In this case-control study, sera originating from 150 healthy subjects and 150 patients diagnosed with CD during the years 2013-14 were analyzed for the presence of antibodies specific T. gondii of the IgG and IgM subclasses. The level of IL8 were measured and HLA-DQ2 and HLA-DQ8 alleles were genotyped. The correlation between these parameters and the damages in intestinal mucosal were assessed using an accepted histopathological classification.

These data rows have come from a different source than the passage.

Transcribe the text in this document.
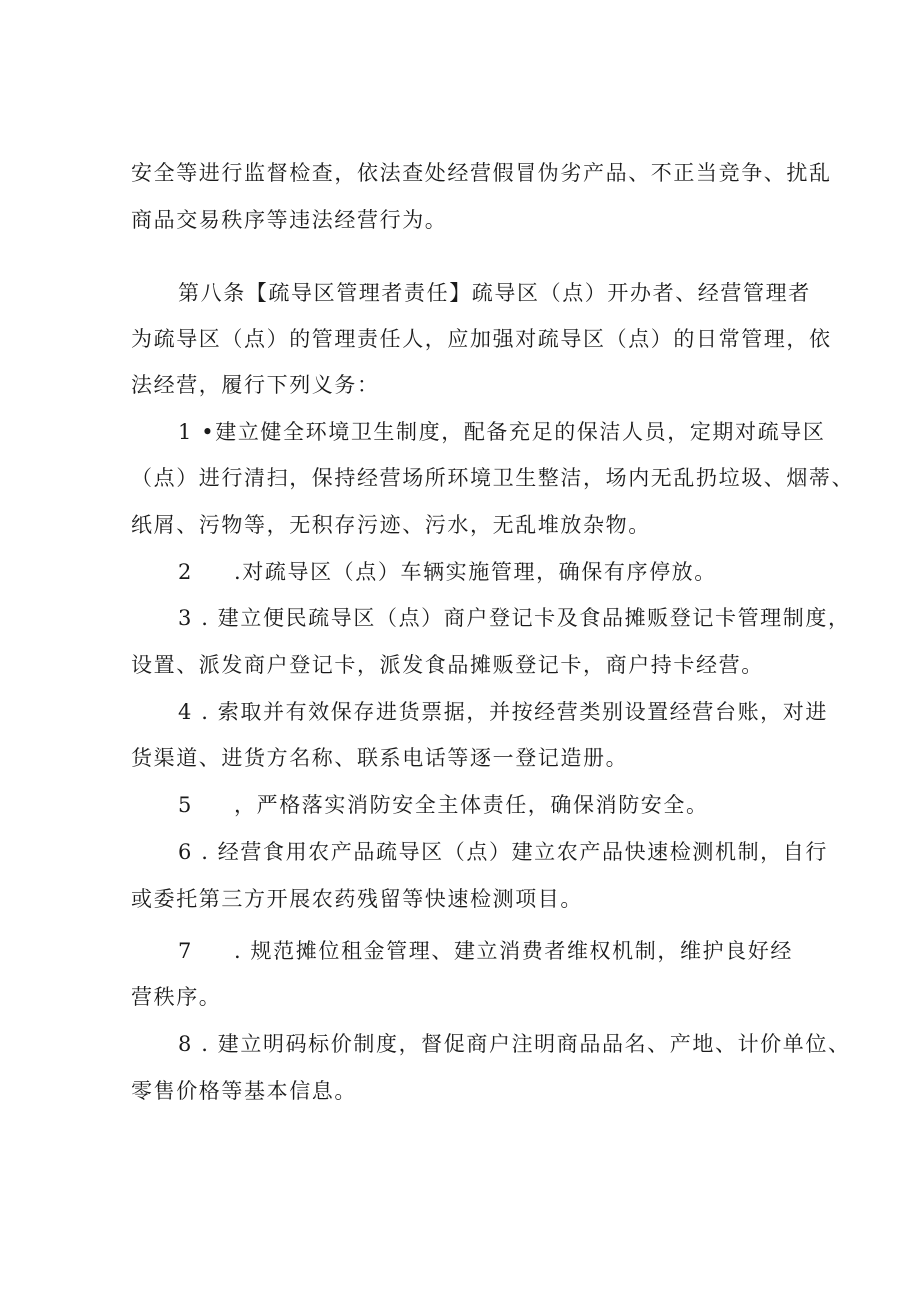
安全等进行监督检查，依法查处经营假冒伪劣产品、不正当竞争、扰乱
商品交易秩序等违法经营行为。
第八条【疏导区管理者责任】疏导区（点）开办者、经营管理者
为疏导区（点）的管理责任人，应加强对疏导区（点）的日常管理，依
法经营，履行下列义务：
1 •建立健全环境卫生制度，配备充足的保洁人员，定期对疏导区
（点）进行清扫，保持经营场所环境卫生整洁，场内无乱扔垃圾、烟蒂、
纸屑、污物等，无积存污迹、污水，无乱堆放杂物。
2 .对疏导区（点）车辆实施管理，确保有序停放。
3 . 建立便民疏导区（点）商户登记卡及食品摊贩登记卡管理制度，
设置、派发商户登记卡，派发食品摊贩登记卡，商户持卡经营。
4 . 索取并有效保存进货票据，并按经营类别设置经营台账，对进
货渠道、进货方名称、联系电话等逐一登记造册。
5 ，严格落实消防安全主体责任，确保消防安全。
6 . 经营食用农产品疏导区（点）建立农产品快速检测机制，自行
或委托第三方开展农药残留等快速检测项目。
7 . 规范摊位租金管理、建立消费者维权机制，维护良好经
营秩序。
8 . 建立明码标价制度，督促商户注明商品品名、产地、计价单位、
零售价格等基本信息。
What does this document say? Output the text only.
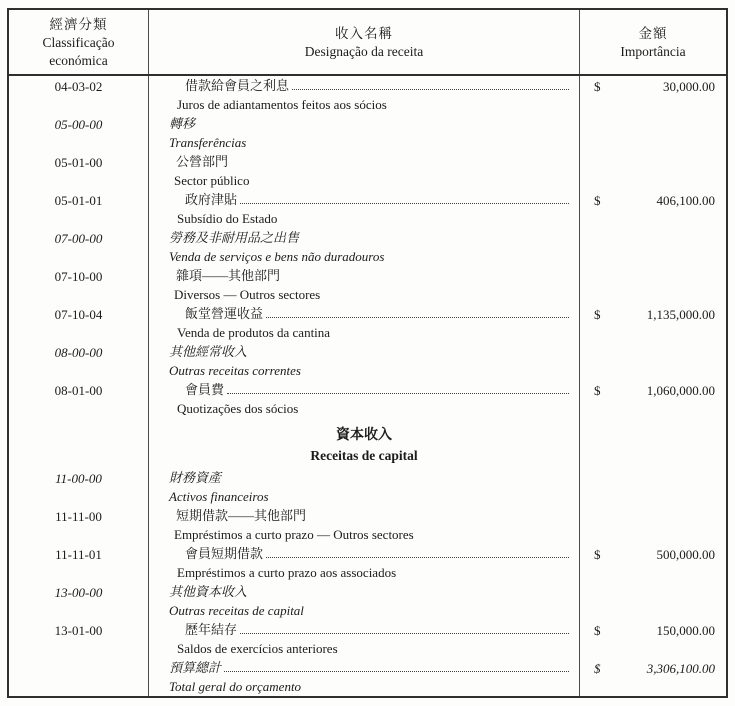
經濟分類
Classificação
económica
收入名稱
Designação da receita
金額
Importância
04-03-02	借款給會員之利息
Juros de adiantamentos feitos aos sócios
$	30,000.00
05-00-00	轉移
Transferências
05-01-00	公營部門
Sector público
05-01-01	政府津貼
Subsídio do Estado
$	406,100.00
07-00-00	勞務及非耐用品之出售
Venda de serviços e bens não duradouros
07-10-00	雜項——其他部門
Diversos — Outros sectores
07-10-04	飯堂營運收益
Venda de produtos da cantina
$	1,135,000.00
08-00-00	其他經常收入
Outras receitas correntes
08-01-00	會員費
Quotizações dos sócios
$	1,060,000.00
資本收入
Receitas de capital
11-00-00	財務資產
Activos financeiros
11-11-00	短期借款——其他部門
Empréstimos a curto prazo — Outros sectores
11-11-01	會員短期借款
Empréstimos a curto prazo aos associados
$	500,000.00
13-00-00	其他資本收入
Outras receitas de capital
13-01-00	歷年結存
Saldos de exercícios anteriores
$	150,000.00
預算總計
Total geral do orçamento
$	3,306,100.00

High levels of IgG antibodies against T. gondii were found in the sera of control group compared to the CD group (52.6% vs. 39.4%, P = 0.02). Mean serum levels of IL8 was significantly higher in CD patients compared with control (P ≤ 0.05). By comparing the level of anti- T. gondii IgG and mucosal damage in celiac disease, we found a significant relationship between the severity of mucosal damages and anti- T. gondii IgG level (P = 0.02). No correlation was detected between Toxoplasma gondii infection and types of HLA (P > 0.05). However, patients with severely abnormal histology carried HLA-DQ2 risk alleles (92 patients (61%)) more often than the controls and those with mild histological abnormalities.
CD patients with severe histological changes had more often Toxoplasma gondii infection than those affected with mild histological features. This suggests that CD's phenotypes are correlated to additional factors like infections and to particular HLA DQ2 alleles that may need additional investigations and potentially will require additional treatment.
目前尚不清楚为什么一些乳糜泻(CD)患者会出现严重症状和小肠黏膜损伤,而另一些患者症状较轻且无明显肠病。尚无研究评估与轻度/重度症状及肠病相关的因素。“潜伏性”“无症状性”和“潜在性”等术语难以使用且不具代表性。在本研究中,我们基于HLA单倍型、白细胞介素8(IL8)产生以及既往弓形虫(T. gondii)感染情况来描述乳糜泻的表型。
在这项病例对照研究中,分析了2013 - 2014年间来自150名健康受试者和150名被诊断为CD患者的血清中IgG和IgM亚类特异性弓形虫抗体的存在情况。检测了IL8水平并对HLA - DQ2和HLA - DQ8等位基因进行基因分型。使用公认的组织病理学分类评估这些参数与肠黏膜损伤之间的相关性。
与CD组相比,对照组血清中抗弓形虫IgG抗体水平较高(52.6%对39.4%,P = 0.02)。CD患者的血清IL8平均水平显著高于对照组(P≤0.05)。通过比较乳糜泻患者抗弓形虫IgG水平与黏膜损伤情况,我们发现黏膜损伤严重程度与抗弓形虫IgG水平之间存在显著相关性(P = 0.02)。未检测到弓形虫感染与HLA类型之间的相关性(P>0.05)。然而,组织学严重异常的患者携带HLA - DQ2风险等位基因(92例患者(61%))的频率高于对照组以及组织学轻度异常的患者。
组织学变化严重的CD患者比组织学特征较轻的患者更常感染弓形虫。这表明CD的表型与感染等其他因素以及特定的HLA DQ2等位基因相关,可能需要进一步研究,并且可能需要额外的治疗。